Synbiotics present challenges for researchers, including deciphering mechanisms underlying the health benefit and proving that the microbiota are modulated via complementary or synergistic means. Unless appropriate experimental methods of verification are used, the product under assessment should not be referred to as ‘synbiotic’.

As for probiotics, prebiotics and synbiotics, it might be possible a priori to stratify study participants to enhance either the magnitude of the response or the number of responders to a given synbiotic treatment. The baseline composition of gut microbiota of study participants could be one useful stratification factor[91,92]. This stratification might improve mechanistic understanding of observed effects and could be useful for characterizing responders and non-responders. Ultimately, this approach could enable better translation of clinical trial outcomes to those who are likely to benefit.
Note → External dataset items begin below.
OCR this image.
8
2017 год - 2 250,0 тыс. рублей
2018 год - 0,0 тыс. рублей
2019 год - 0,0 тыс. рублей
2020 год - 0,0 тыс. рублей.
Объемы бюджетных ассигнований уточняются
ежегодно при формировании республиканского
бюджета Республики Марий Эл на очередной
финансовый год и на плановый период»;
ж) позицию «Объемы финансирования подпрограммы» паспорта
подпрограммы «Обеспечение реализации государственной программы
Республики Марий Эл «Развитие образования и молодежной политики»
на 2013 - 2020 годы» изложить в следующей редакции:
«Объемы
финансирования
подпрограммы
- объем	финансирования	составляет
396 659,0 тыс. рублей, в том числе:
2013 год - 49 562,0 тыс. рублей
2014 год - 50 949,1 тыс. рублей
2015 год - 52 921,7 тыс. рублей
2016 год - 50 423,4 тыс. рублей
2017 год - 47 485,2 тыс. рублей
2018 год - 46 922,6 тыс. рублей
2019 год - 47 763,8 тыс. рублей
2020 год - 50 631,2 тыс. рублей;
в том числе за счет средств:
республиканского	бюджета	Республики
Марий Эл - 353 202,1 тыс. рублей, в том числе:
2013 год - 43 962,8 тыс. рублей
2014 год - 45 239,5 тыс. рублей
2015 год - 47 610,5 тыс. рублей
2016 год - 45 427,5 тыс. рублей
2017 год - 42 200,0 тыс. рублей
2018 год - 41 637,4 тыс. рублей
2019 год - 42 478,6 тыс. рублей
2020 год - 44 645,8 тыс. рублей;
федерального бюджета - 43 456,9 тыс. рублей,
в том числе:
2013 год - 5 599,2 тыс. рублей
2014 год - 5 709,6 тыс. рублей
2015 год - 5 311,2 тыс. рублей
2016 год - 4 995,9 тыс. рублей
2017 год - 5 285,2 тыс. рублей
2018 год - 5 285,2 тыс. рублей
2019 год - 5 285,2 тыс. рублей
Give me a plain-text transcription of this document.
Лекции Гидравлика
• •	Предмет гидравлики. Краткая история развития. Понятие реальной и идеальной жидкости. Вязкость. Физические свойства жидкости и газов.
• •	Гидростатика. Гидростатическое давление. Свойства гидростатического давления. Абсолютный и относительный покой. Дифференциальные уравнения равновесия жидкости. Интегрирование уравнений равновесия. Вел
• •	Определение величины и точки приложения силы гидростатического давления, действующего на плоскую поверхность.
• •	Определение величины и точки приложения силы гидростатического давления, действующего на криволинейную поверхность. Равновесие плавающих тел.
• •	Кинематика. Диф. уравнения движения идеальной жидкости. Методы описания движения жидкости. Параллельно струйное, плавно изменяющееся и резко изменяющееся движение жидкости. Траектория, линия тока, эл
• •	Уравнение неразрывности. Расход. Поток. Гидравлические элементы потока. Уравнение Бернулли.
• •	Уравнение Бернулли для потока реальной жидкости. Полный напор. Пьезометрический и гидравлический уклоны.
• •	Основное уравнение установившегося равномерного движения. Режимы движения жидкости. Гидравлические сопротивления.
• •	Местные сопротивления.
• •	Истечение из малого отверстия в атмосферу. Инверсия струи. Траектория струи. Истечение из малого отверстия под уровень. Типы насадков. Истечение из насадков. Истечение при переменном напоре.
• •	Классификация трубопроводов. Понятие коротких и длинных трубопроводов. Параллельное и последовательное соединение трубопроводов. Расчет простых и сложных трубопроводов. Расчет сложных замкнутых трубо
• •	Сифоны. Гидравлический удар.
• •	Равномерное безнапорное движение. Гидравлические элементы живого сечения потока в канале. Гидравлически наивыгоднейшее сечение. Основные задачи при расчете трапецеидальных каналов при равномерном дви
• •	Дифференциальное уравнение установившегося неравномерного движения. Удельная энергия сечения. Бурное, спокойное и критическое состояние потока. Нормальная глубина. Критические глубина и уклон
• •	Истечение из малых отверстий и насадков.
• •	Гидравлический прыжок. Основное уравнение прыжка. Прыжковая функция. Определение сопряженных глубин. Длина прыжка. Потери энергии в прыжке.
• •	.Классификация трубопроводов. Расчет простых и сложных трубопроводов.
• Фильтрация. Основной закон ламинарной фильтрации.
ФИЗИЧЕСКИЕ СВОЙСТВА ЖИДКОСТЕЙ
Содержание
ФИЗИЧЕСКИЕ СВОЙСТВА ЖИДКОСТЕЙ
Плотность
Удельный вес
Scientists involved in the publication process (authors, editors, reviewers) should use the term synbiotic correctly and reject erroneous or unsupported use of the term. Even if a given treatment fails to demonstrate an effect (that is, acceptance of the null hypothesis) in a well-conducted study, such results still warrant publication[93].

Industry

The business community plays a vital part in translating the outcomes of fundamental and clinical research into commercial products that can benefit consumers. To the extent that industry funds research, it is essential that studies adhere to well-established guidelines to manage conflicts of interest and minimize bias[94,95]. Further, industry bears the duty of responsible manufacture, quality control and marketing of synbiotic products. It is incumbent on industry to follow good manufacturing practices, engage in truthful labelling and product promotion as well as adhere to appropriate use of the term ‘synbiotics’.

Media

The media (TV, radio, newspapers, magazines, websites and social media) have an increasingly central role in communicating science. These efforts require commitment and skill to craft clear, simple messages that are true to the science. Too often, scientists or their institutions do not effectively translate complex research findings so that they can be understood by the lay public. At times, overextended or inflated representations of research findings can be communicated through official academic or journal press releases. Communicators are therefore encouraged to distinguish between association studies and those presenting causal evidence, to describe single studies in the context of the totality of evidence, to avoid overgeneralizing results (for example, from model organisms such as mice) and to note study limitations. This requirement is true for null studies as well as those suggesting benefits from the interventions being tested. In this context, the media should adopt the scientific definition of synbiotics herein.

Conclusions

This Consensus Statement provides a new definition for a ‘synbiotic’ based on review by a panel of experts. To summarize (Box 1), a synbiotic is a mixture comprising live microorganisms and substrate(s) selectively utilized by host microorganisms that confers a health benefit on the host. Two categories of synbiotics are recognized. A complementary synbiotic is composed of a probiotic and a prebiotic that together confer one or more health benefits but do not require co-dependent function; the components must be used at doses that have been shown to be effective for the components alone. A synergistic synbiotic contains a substrate that is selectively utilized by the co-administered live microorganism(s). Synbiotic products are not confined to human applications but could also include companion animals and livestock. They might also be directed to specific subpopulations (age, sex, health status) of the target species. The definition can also be applied to intestinal or extra-intestinal microbial ecosystems. The hope is that, going forward, this updated definition will be utilized and that it will aid in advancing synbiotic research, improve stakeholder understanding and enable better communication to consumers.